Tornando assim a solução do problema, a mais flexível, de fácil
modificação e futuras implementações possíveis. Nota: nada de criar soluções engessadas!
Generalidade
Tornar que um padrão seja o meio para determinada solução de um
problema. Ou até mesmo em caso de uma ocorrência, “desse padrão” não
facilitar ou deixar deselegante a solução do problema. Podemos
aproveitar a teoria do mesmo para propor uma nova solução e como
conseqüência um “novo padrão”.
Equilíbrio
Podemos entender por equilíbrio, a utilização do padrão propriamente
dito aplicado em um projeto. Ao proceder dessa maneira, deixamos para
traz todo dilema que envolve: porque determinada tarefa e mais
problemática dessa forma? Será possível melhorar essa lentidão do
processo… Entre outras questões que são comumente levantadas, enquanto
o problema não é solucionado. Ou seja, enquanto não encontramos o padrão
adequado. Nota: até agora essas características são bem sustentáveis, logo no decorrer das demais, estará mais do que comprovado, que a adoção bem aplicada de padrões é um bom caminho.
Abstração
Esse termo abstração pode parecer meio complexo. Mas na verdade ele
auxilia no simples ponto de extrair ao máximo um problema levantado. Ao
em vez de focar no problema por um todo, focamos apenas no essencial,
naquilo que dá inicio a problemática. Durante o projeto, conforme surja
alguma necessidade é claro, podemos abstrair digamos, um nível a mais a
complexidade de determinado “artefato”.
Abertura
Tal como falado anteriormente no item Generalidade. Quando Cristopher
acrescenta o item Abertura como sendo uma característica em Padrões de
Projeto. Nada mais ele esta confirmando, caso seja necessário, no decorrer do caminho depararmos com uma incompletude em determinado padrão, podemos complementa-lo e deixar tal padrão mais detalhado. Não necessariamente construindo um novo padrão, mas sim buscar melhorar e/ou complementar um padrão já existente.
Combinatoriedade
E pra finalizar, o austríaco citado até o momento, nada mais quer dizer
no item Combinatoriedade, “de que o todo é mais do que a simples soma de suas partes” mencionadas até esse momento. Falando mais tecnicamente, podemos entender que existiram relacionamentos entre os Padrões de Projeto do nível mais baixo com os padrões de nível mais alto. Concluindo assim o conceito sobre quais são as característica envolvidas em Padrões de Projeto.
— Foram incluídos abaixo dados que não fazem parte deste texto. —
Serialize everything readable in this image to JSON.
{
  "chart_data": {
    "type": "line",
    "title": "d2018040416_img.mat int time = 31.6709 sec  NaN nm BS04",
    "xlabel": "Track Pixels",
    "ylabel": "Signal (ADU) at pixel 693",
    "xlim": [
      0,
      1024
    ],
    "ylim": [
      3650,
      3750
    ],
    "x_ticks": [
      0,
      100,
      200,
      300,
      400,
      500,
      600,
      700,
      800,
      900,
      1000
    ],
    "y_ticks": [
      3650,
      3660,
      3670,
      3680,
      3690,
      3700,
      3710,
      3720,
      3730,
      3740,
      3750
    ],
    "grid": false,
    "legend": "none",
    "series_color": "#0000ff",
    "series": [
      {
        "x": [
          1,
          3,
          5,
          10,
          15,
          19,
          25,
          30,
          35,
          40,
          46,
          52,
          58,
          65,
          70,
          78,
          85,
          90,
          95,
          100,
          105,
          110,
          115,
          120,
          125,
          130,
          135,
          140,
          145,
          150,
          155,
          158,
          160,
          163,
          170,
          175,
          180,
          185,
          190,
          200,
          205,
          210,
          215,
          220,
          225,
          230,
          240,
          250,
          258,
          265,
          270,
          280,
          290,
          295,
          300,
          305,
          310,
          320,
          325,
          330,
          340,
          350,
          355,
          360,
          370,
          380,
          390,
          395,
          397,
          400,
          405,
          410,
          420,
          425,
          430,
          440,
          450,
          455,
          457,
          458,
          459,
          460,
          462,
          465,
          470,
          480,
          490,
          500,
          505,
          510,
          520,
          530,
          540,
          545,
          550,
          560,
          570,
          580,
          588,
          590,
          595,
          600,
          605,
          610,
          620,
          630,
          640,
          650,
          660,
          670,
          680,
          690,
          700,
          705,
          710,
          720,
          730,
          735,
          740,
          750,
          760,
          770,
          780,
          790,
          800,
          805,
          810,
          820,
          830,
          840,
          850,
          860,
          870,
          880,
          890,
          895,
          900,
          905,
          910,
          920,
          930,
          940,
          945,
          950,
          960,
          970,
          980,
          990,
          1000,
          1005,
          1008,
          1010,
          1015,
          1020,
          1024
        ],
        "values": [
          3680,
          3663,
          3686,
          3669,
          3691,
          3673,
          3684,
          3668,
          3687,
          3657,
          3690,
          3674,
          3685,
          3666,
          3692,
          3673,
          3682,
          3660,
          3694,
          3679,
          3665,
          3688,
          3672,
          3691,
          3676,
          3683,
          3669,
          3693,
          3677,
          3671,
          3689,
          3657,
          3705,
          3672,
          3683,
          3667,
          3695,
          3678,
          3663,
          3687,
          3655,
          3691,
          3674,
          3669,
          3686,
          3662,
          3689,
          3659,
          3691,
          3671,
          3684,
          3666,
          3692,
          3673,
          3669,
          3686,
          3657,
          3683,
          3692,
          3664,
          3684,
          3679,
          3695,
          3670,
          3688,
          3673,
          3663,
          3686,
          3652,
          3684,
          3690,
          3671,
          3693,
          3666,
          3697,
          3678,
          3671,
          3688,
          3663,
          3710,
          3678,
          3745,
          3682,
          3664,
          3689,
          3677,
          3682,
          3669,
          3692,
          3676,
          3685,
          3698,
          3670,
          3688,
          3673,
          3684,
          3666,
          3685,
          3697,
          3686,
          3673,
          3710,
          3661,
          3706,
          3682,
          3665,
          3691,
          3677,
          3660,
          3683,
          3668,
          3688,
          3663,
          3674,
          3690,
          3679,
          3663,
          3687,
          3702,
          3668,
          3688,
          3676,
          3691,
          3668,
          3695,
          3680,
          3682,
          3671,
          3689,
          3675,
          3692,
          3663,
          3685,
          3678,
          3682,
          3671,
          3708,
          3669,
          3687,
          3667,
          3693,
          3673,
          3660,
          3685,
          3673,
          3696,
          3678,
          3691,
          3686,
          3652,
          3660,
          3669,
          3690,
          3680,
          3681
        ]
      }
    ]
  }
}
Então é isso galera. Espero que tenha conseguido transmitir, nesse singelo artigo, um tema que considero importante para “nós”. E assim ressaltar que nós como programadores, não analista de sistemas e nem tão pouco digitadores, devemos também dedicar um tempo a assuntos como esse discutido aqui.
No próximo artigo falarei sobre o Padrão de Projeto GoF e (tentarei) mostrar os seus respectivos diagramas de classe (ou código mesmo). Afinal de contas UML serve muito bem pra isso. Mas devemos lembrar que GoF não é a única (coletânea) padrão, existem outros como: GRASP Patterns, J2EE Patterns, Testing Patterns, Optimization Coding Patterns, Robustness Coding Patterns, Organizational Coding Patterns e etc…
E velihnho o importante mesmo é saber quando utilizar cada pattern, senão, ao em vez de resolver um problema, acabamos duplicando a problemática do mesmo.